Mercados latino-americanos patinam por aumento de risco político

Por Lisa Yulkowski

SANTIAGO, 21 de setembro (Reuters) - Os mercados latino-americanos deslizaram nesta quinta-feira com a aproximação de eleições no Brasil e no Equador acentuando a agitação gerada esta semana por tumultos na Hungria e golpe militar na Tailândia.

O mercado acionário no Brasil caiu para patamares de dois meses atrás, com o Ibovespa <.BVSP> escorregando 1,04 por cento, depois de o presidente Luiz Inácio Lula da Silva substituir seu chefe de campanha, acusado de envolvimento em um esquema contra a oposição nas eleições de 1o de outubro.

Na Argentina, o principal indicador da bolsa de Buenos Aires, o Merval <.MERV> finalizou em baixa de 0,74 por cento, apesar do crescimento econômico de 9,1 por cento em julho, comparado com o mesmo período do ano passado.

"O mercado está em baixa por causa das preocupações políticas internacionais, da Tailândia e da proximidade das eleições no Brasil", disse Marcelo Paccione, analista da ConsultCapital, em Buenos Aires.

O índice mexicano IPC <.MXX>, das ações líderes, perdeu 1,6 por cento, com o candidato presidencial derrotado em julho ainda protestando contra o resultado da votação.

No Chile, o referencial do mercado acionário, o IGPA <.IGPA>, cedeu 0,37 por cento, após cinco sessões consecutivas de ganhos.
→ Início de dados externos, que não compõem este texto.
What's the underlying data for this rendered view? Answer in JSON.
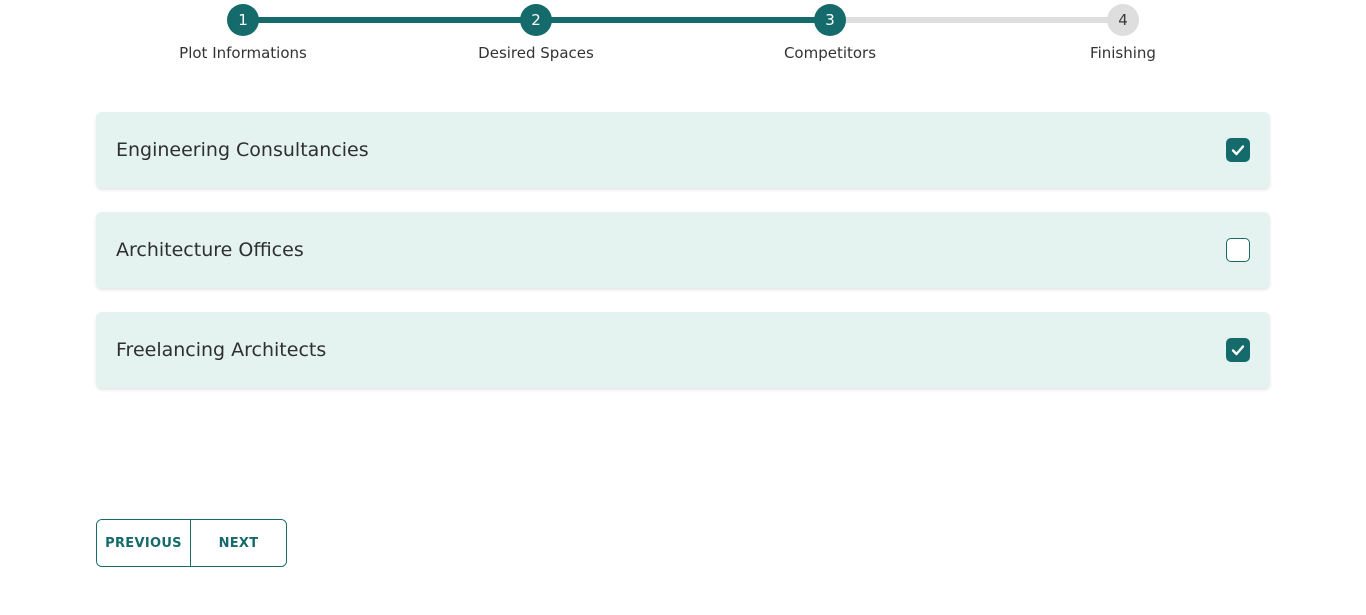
{
  "stepper": {
    "steps": [
      {
        "number": "1",
        "label": "Plot Informations",
        "state": "done"
      },
      {
        "number": "2",
        "label": "Desired Spaces",
        "state": "done"
      },
      {
        "number": "3",
        "label": "Competitors",
        "state": "current"
      },
      {
        "number": "4",
        "label": "Finishing",
        "state": "todo"
      }
    ],
    "completed_color": "#156b6b",
    "pending_color": "#dedede"
  },
  "options": [
    {
      "label": "Engineering Consultancies",
      "checked": true
    },
    {
      "label": "Architecture Offices",
      "checked": false
    },
    {
      "label": "Freelancing Architects",
      "checked": true
    }
  ],
  "colors": {
    "accent": "#156b6b",
    "card_background": "#e4f3f0"
  },
  "navigation": {
    "previous_label": "PREVIOUS",
    "next_label": "NEXT"
  }
}
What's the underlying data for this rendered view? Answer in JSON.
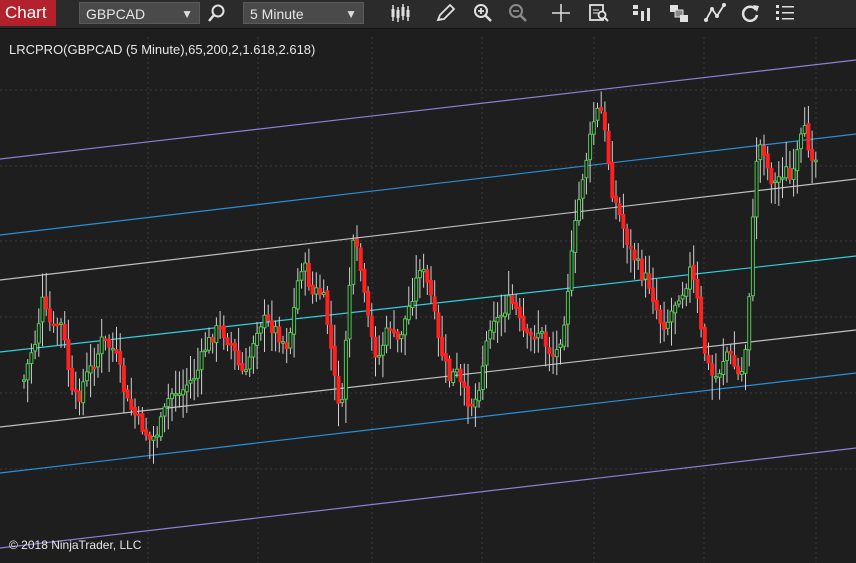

Operadores chilenos atribuíram a reversão ao desânimo no mercado brasileiro.

No mercado da dívida de emergentes, o índice EMBI+ do JP Morgan <.JPMEMBIPLUS> declinou 0,48 por cento, pressionado por Brasil e Equador, disseram analistas.
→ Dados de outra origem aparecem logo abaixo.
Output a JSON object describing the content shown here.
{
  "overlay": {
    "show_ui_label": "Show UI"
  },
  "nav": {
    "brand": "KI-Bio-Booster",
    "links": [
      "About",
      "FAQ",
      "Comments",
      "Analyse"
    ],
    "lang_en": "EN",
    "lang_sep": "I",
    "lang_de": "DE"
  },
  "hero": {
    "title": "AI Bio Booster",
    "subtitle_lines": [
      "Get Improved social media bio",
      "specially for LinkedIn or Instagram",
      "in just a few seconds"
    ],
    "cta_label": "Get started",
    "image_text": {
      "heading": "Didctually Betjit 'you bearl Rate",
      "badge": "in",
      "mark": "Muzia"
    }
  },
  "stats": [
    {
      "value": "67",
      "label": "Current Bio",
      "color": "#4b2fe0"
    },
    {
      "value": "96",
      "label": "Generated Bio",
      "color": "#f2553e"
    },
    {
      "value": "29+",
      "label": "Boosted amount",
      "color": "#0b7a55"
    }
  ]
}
Os papéis do Equador cederam após o presidente Alfredo Palacio dizer a investidores em Nova York que é "absolutamente necessária" uma reestruturação da dívida externa do país.
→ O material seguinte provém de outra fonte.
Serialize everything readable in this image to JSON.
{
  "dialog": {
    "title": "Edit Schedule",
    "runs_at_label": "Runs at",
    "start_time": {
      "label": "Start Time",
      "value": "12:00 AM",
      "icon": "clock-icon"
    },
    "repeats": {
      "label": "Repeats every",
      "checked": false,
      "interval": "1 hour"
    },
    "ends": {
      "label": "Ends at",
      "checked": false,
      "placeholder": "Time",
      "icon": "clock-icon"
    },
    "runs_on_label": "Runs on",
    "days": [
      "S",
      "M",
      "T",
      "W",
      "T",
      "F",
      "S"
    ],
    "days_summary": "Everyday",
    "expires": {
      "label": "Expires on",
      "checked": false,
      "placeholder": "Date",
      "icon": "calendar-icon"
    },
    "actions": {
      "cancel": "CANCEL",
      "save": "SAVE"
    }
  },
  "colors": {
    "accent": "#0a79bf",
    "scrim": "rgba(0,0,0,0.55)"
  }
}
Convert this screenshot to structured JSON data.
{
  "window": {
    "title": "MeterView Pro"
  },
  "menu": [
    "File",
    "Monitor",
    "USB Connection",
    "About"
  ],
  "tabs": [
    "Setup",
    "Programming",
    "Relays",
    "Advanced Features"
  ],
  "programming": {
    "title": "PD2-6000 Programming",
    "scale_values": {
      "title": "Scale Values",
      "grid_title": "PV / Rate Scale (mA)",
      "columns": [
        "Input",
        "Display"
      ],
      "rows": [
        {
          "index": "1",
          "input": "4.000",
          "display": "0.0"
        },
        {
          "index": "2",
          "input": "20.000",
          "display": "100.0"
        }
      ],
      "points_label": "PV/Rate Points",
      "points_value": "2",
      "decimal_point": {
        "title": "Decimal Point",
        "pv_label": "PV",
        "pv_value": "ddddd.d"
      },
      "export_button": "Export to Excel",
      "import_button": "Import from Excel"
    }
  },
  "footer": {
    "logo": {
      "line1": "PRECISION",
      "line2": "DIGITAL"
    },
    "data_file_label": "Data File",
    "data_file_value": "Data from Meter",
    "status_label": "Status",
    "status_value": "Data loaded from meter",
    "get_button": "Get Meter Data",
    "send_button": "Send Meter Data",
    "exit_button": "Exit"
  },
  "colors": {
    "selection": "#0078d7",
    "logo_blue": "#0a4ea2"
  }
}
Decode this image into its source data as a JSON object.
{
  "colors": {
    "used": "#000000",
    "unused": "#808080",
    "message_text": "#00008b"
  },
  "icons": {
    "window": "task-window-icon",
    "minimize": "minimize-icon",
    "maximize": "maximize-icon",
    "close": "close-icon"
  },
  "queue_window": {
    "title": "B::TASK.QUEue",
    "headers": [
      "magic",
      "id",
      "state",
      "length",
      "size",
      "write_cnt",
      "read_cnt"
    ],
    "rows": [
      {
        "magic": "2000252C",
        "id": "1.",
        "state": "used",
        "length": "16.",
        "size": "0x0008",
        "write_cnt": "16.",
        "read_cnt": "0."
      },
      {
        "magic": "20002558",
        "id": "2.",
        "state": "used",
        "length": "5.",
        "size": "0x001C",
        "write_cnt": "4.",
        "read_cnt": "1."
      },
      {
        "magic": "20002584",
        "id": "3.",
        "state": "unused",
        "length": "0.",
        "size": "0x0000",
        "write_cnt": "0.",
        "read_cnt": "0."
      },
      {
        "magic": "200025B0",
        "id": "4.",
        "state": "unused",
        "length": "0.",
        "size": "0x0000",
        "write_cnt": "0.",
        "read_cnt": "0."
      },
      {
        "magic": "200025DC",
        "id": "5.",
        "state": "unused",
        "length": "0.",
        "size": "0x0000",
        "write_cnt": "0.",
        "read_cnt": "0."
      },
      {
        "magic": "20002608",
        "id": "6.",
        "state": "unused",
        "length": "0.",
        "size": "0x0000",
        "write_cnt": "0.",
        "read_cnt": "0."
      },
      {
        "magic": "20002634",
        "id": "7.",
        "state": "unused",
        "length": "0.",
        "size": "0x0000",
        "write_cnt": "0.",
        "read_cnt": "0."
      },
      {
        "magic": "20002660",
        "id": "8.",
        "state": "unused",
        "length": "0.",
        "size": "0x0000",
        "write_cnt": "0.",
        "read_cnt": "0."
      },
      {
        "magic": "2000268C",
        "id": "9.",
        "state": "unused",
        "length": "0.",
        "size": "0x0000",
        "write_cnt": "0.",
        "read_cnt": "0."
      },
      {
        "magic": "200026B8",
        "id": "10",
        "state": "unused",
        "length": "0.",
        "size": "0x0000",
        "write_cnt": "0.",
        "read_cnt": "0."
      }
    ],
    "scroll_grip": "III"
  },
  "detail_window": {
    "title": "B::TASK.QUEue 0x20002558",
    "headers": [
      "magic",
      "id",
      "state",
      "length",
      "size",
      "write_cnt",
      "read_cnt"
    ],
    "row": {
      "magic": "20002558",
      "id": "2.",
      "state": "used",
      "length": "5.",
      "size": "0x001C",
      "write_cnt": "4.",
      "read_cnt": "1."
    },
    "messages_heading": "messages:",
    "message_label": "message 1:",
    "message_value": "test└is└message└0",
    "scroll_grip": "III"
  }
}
"É uma retórica bastante preocupante que pode ter efeitos em 2007 e 2008", comentou Alberto Ramos, economista sênior do Goldman Sachs.

Rafael Correa, candidato que lidera as pesquisas de opinião do eleitorado para as eleições equatorianas em 15 de outubro, também disse recentemente que considera uma renegociação no estilo argentino da dívida externa do país.

Em 1999, o Equador decretou a moratória de 6,5 bilhões de dólares em débitos. Atualmente, detém cerca de 11 bilhões de dólares em bônus denominados em dólar, com aproximadamente 1 bilhão de dólares com vencimento em um ano.

O mercado de moedas da América Latina também enfraqueceu, com o peso mexicano <MEX01> caindo 1,0 por cento, afetado pelos temores de desaceleração da economia dos Estados Unidos e persistentes turbulências políticas internas.

No Brasil, o dólar avançou 1,38 por cento, para 2,208 reais, retomando patamares de julho.

"Todos os mercados emergentes estão negativos", disse Alexandre Vasarhelyi, chefe da mesa de câmbio do ING, em São Paulo.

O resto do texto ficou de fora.